Zenith Bank, which had the second largest fine, paid the sum of N60.1m to the central bank for committing nine offences.
The offences comprise infractions arising from risk assets examination as of December 31, 2014, N2m; late rendition of fraud and forgeries returns, N2m; fraudulent instant pay from an account in the Enterprise Bank to the Valluci Properties Limited, N10m; and late rendition of returns in respect of CDL, N4m.
Others are anti money laundering spot check exception, N4m; the TSA deadline exception, N4m; late rendition of returns, N100,000; penalty in relation to reporting of public sector deposit, N32m; and failure to implement auditors recommendation contained in a management letter.
The CBN fined GTBank the sum of N60.05m for committing three offences in the 2015 financial year.
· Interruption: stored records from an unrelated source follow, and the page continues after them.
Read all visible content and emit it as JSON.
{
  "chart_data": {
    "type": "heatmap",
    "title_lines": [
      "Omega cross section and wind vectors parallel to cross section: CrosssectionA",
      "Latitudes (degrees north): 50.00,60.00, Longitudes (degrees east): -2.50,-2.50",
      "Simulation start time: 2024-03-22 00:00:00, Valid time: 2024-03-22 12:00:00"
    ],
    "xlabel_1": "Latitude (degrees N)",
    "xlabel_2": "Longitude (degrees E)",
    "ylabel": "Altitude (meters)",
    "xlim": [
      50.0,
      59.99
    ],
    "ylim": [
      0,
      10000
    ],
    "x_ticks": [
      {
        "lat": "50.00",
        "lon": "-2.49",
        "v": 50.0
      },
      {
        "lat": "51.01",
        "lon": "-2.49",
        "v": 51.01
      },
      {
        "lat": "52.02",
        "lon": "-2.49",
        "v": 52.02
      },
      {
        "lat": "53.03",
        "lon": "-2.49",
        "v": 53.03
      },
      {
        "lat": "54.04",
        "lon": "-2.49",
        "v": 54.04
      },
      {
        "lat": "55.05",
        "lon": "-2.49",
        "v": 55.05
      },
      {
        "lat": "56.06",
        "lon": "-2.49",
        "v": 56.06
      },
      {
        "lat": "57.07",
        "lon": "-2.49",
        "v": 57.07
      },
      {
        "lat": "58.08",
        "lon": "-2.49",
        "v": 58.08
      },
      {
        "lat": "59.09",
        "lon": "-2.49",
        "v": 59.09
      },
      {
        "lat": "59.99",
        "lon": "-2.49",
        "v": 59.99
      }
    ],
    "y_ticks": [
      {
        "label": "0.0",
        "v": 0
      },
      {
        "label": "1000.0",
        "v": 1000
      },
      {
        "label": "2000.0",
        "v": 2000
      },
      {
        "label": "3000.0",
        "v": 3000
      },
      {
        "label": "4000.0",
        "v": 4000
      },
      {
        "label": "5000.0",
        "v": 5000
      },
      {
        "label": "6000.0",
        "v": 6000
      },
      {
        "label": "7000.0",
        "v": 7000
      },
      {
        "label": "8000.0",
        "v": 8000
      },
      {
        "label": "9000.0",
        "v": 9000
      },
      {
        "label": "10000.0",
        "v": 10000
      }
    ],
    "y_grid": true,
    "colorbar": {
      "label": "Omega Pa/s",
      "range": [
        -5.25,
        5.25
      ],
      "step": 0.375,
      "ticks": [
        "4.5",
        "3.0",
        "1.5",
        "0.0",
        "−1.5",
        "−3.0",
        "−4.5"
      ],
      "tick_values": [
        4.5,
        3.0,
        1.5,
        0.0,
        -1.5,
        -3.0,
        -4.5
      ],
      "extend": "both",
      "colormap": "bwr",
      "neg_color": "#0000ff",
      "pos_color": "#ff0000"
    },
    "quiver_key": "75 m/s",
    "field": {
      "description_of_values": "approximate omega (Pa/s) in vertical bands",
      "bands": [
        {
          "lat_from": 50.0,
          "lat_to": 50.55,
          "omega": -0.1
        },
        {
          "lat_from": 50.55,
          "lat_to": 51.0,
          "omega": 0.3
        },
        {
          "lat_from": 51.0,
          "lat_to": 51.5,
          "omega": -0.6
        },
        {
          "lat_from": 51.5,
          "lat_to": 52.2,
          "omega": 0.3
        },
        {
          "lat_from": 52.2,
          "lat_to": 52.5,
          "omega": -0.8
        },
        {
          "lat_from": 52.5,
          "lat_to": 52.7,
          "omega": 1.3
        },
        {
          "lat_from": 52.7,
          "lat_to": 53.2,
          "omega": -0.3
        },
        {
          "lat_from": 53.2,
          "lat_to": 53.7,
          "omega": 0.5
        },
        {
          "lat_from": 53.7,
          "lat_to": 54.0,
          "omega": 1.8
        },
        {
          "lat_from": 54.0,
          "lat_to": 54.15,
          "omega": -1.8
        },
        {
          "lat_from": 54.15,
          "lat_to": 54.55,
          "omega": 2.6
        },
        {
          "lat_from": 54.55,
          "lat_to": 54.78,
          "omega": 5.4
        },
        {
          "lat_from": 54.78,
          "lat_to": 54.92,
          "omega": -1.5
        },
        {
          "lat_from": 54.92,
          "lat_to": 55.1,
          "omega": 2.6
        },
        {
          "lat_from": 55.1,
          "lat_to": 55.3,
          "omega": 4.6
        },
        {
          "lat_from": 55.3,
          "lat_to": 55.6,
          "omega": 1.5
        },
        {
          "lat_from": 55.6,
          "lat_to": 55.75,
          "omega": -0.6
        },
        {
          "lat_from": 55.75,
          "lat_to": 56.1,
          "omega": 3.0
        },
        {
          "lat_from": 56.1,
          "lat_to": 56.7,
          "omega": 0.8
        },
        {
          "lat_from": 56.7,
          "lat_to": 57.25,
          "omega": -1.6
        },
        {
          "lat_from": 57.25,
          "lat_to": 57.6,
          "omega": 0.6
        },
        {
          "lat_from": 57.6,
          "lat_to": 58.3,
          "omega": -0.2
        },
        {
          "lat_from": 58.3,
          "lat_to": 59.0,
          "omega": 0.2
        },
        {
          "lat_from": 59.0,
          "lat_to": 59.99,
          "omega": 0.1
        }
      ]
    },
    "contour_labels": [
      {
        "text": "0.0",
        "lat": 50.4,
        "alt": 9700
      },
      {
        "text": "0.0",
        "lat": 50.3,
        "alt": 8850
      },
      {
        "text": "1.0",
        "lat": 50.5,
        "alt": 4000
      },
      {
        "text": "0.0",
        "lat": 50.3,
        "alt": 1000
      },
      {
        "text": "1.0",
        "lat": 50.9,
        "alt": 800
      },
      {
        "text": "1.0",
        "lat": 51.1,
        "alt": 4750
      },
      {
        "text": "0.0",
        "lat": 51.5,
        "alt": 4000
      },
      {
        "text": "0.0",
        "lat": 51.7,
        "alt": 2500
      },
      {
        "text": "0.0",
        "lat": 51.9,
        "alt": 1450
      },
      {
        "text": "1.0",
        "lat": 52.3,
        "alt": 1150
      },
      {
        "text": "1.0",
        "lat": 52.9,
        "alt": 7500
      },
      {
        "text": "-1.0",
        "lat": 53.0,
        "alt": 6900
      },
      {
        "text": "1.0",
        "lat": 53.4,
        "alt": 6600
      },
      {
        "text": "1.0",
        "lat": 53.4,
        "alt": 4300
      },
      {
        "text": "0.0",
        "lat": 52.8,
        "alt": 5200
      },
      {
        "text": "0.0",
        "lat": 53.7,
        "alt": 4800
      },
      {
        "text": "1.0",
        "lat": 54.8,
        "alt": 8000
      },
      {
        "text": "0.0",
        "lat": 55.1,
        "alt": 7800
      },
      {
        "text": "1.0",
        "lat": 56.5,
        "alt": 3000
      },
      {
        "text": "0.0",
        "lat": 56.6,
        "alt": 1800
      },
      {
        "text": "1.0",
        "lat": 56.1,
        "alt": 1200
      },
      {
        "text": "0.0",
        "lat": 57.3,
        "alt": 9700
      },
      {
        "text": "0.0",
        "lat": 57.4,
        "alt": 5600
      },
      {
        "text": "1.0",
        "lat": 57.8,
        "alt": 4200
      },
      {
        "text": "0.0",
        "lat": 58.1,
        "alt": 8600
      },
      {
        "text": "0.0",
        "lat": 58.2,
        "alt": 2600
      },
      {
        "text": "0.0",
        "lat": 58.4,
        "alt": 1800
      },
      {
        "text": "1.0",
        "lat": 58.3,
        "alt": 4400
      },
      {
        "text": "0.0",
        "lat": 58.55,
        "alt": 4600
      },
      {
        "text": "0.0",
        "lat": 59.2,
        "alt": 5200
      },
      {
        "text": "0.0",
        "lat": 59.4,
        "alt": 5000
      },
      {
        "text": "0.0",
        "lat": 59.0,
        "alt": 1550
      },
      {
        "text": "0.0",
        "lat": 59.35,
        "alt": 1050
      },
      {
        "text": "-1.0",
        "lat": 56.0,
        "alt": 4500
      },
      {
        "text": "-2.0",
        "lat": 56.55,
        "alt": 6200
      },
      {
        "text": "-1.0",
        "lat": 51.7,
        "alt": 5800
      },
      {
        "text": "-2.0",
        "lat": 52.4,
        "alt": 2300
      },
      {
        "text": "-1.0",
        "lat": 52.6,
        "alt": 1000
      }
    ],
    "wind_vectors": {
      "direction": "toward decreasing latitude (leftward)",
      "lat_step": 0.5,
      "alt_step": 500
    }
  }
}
The offences involved delay in transmitting the list of the TSA names to the CBN, N2m; late rendition of returns, N50,000; and contravention of the CBN circular on prior clearance of prospective employees of banks, N4m.
Sterling Bank, which had the least fine among the four banks, was fined N13m for committing five offences.
The offences listed against the bank are failure of its system in preventing tiered-customers from exceeding their thresholds, N2m; not classifying customers into appropriate risk category and incomplete account opening forms, N4m; and failure of the bank to provide reports to the Nigerian Interbank Settlement System Plc as required in the circular, N1m.
Others are failure of the bank to meet the deadline for transfer of funds to the TSA, N4m; and delay in response to the CBN directive in respect of reporting lines of the Chief Compliance Officer, N2m.